Sans volonté, elle se traîna jusqu’à son armoire à glace, se déshabilla et sortit le premier t-shirt qui lui tomba sous la main, ainsi qu’un vieux jean qu’elle ne portait jamais mais suffisamment confortable pour être porté un jour tel que celui-là. Son reflet dans le miroir lui renvoyait une image peu flatteuse. Son maquillage de la veille avait coulé, et ses cheveux emmêlés lui donnaient un air de sorcière. Elle fit un tour rapide dans la salle de bain pour corriger tout ça avant de se lancer à l’assaut de ce qui l’attendait dans le salon.
Lorsqu’elle fit son entrée dans la pièce où mangeait déjà toute sa famille, seul son frère et sa sœur lui souhaitèrent le bonjour, auquel elle répondit par un marmonnement incompréhensible. Elle se laissa tomber mollement sur sa chaise, sous le regard courroucé de sa mère qui lui aboya aussitôt de bien se tenir. Comme elle ne voulait pas déclencher une dispute aussi tôt, la jeune fille se résolu à suivre les ordres de sa génitrice. Elle étala de la confiture sur une tartine grillée, et but une tasse de café avant de laisser tout le monde à leur activité et de débarrasser sa propre part. L’instant d’après, elle fut dehors.
Le jardin n’était plus entretenu depuis longtemps. Les souvenirs d’un magnifique parterre de coquelicots ravivèrent ses plaies intérieures. Elle allait passer par le portillon avant de se rappeler qu’elle n’avait aucune affaire pour s’occuper durant la journée. A contre cœur, elle retourna dans la maison familiale pour remonter dans sa chambre.

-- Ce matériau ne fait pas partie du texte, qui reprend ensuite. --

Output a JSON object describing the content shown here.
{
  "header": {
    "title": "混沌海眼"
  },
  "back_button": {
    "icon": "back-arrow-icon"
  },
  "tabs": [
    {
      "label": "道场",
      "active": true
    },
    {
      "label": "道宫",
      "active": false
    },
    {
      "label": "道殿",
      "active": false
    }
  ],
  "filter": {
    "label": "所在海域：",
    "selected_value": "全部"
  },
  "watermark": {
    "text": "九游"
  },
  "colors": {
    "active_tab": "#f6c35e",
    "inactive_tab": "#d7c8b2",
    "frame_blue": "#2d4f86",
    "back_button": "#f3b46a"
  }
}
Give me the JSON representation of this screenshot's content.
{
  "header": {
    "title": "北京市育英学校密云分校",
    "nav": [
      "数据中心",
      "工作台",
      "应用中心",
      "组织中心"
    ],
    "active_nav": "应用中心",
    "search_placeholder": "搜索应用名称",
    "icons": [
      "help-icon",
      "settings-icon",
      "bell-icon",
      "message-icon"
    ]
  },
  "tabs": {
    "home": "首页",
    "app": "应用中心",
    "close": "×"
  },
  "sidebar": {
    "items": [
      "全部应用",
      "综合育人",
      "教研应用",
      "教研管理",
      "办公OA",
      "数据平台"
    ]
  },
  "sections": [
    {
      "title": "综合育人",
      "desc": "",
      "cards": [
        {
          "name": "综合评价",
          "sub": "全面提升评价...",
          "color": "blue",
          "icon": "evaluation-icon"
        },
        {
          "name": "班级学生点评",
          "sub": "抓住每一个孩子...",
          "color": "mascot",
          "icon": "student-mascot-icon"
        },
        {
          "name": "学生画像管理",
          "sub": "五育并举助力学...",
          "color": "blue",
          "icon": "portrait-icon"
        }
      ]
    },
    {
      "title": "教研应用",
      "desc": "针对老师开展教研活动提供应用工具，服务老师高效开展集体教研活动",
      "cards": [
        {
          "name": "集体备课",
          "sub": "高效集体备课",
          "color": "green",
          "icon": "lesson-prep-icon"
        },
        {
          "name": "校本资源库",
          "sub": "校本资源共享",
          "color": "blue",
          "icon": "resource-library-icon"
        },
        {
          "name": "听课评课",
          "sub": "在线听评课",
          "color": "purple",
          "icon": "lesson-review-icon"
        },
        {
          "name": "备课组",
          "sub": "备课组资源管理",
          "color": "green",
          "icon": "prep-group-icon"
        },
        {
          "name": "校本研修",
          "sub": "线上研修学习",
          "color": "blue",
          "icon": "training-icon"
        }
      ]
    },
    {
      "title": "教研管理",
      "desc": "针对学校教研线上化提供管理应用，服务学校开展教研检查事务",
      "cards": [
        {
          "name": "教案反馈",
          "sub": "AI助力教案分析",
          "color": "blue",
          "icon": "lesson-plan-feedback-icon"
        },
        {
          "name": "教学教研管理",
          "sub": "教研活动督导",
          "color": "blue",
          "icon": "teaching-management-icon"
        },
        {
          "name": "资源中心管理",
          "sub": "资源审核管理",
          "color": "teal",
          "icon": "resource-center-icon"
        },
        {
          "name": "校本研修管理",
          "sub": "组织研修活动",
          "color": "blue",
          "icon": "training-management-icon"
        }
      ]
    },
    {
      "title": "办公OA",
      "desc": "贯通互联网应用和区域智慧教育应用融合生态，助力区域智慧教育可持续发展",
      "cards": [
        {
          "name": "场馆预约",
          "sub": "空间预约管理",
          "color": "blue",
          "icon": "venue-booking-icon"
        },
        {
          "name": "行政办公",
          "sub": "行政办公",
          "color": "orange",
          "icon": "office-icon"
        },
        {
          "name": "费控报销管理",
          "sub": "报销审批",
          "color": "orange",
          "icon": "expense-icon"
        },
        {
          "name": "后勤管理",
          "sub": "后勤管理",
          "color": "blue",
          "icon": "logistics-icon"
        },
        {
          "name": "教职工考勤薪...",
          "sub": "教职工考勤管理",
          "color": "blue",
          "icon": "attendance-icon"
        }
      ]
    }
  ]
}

Comme ils habitaient à la campagne, il n’y avait pas grand-chose à faire dans le coin, sinon de la randonnée et du camping. Certains touristes venaient parfois tester les activités locales, mais comme elle n’en avait pas grand-chose à faire de la divination, Emma ne se mêlait pas aux gens. De toute façon, il n’y avait que des vieux pour aimer une chose aussi ennuyante. Elle, elle préférait le grand air.
Une fois remontée, Emma troqua sa pair de tongs pour enfiler des chaussures de randonnée, prit le premier sac à dos qui lui tomba sous la main pour y fourrer un vieux ciré délavé, une bouteille d’eau – très utile pour des activités en plein air – , sa réserve de gâteaux secs, une paire de jumelle – on ne sait jamais –, un roman au cas-où elle trouverait un coin tranquille pour bouquiner, l’appareil photo que lui avait offert son père aux dernières vacances, et la voilà partie pour la journée. Elle avait de l’argent dans sa poche de jean, aussi pourrait-elle s’acheter un sandwich quand elle aurait trop faim.
Lorsqu’elle redescendit pour la seconde fois, sa mère l’attendait dans l’entrée.
« Tu pars ? »
Emma haussa les épaules et continua son chemin jusqu’à la porte. Arrivée à ce niveau, sa génitrice lui agrippa le bras pour la stopper dans son élan. Son regard était sévère, et sa bouche pincée renvoyait l’image d’une mégère qu’Emma ne voulait pas voir sur le visage de sa mère.
« La moindre des choses, c’est de répondre à ta mère lorsqu’elle te pose une question ! »
« Ouais ouais, c’est bon, lâche moi ! »
Elle se dégagea brutalement de l’emprise de sa mère, lui fit face une fraction de secondes, le regard enflammé, et elle sentait sa peau brûler de milles feu. Son pouvoir, qu’elle ne maîtrisait pas, risquait de se manifester d’une minute à l’autre, et elle ne voulait pas brûler la maison de son enfance pour une histoire aussi bête.
« Tu n’as pas à me parler comme ça ... » Articula Mme Coven, bouillant elle aussi. Mais face au regard haineux de sa fille, elle ne put tenir plus longtemps, et détourna les yeux avant de s’en aller sans un mot.